Other features build on previous ideas. Image Creator uses the NPU to create images from text, an improved version of Windows Studio Effects adds creative filters for video calls, and Live Captions translates any video using the NPU.After a problematic launch caused by insufficient security and a lack of user control over how photos were saved, Microsoft has improved the feature to make it more secure.
Companies like Acer, HP, and Lenovo have also developed local AI tools that analyze documents on your PC, providing summaries and sentiment analysis. These tools are only going to get better.
What's next for NPUs?
In the coming years, some AI experts believe that NPUs will evolve like CPUs in their early stages—close to Moore's Law, doubling TOPS every year or two.As power increases, new capabilities will emerge, such as the ability to create realistic AI images locally on your computer without using services like Midjourney.

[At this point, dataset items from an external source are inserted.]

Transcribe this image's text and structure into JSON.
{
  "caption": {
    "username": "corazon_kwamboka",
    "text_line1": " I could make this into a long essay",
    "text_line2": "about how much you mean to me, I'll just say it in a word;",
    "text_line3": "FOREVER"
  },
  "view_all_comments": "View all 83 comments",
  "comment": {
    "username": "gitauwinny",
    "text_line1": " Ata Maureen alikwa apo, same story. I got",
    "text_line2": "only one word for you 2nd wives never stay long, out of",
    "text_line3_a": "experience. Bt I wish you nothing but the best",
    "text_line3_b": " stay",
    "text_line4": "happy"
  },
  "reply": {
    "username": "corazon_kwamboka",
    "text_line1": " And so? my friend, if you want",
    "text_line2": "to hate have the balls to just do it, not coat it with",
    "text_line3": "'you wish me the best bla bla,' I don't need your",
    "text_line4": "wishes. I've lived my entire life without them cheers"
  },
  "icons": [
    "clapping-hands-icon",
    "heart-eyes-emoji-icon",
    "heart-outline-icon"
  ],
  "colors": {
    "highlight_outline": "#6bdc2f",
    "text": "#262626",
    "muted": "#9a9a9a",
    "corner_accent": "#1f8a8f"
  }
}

Over time, as software and hardware evolve and more developers become involved, we will see personal AI agents that understand us, “living” in our computers. They will not only remind us of the past, but will also perform actions on our behalf.
NPUs are likely to find their way into devices beyond smartphones and laptops. TVs will be able to create personalized news broadcasts with your favorite presenter avatar, fitness trackers will recommend workouts based on your mood and schedule.
Perhaps one day your best friend will be a humanoid robot that understands you better than any human.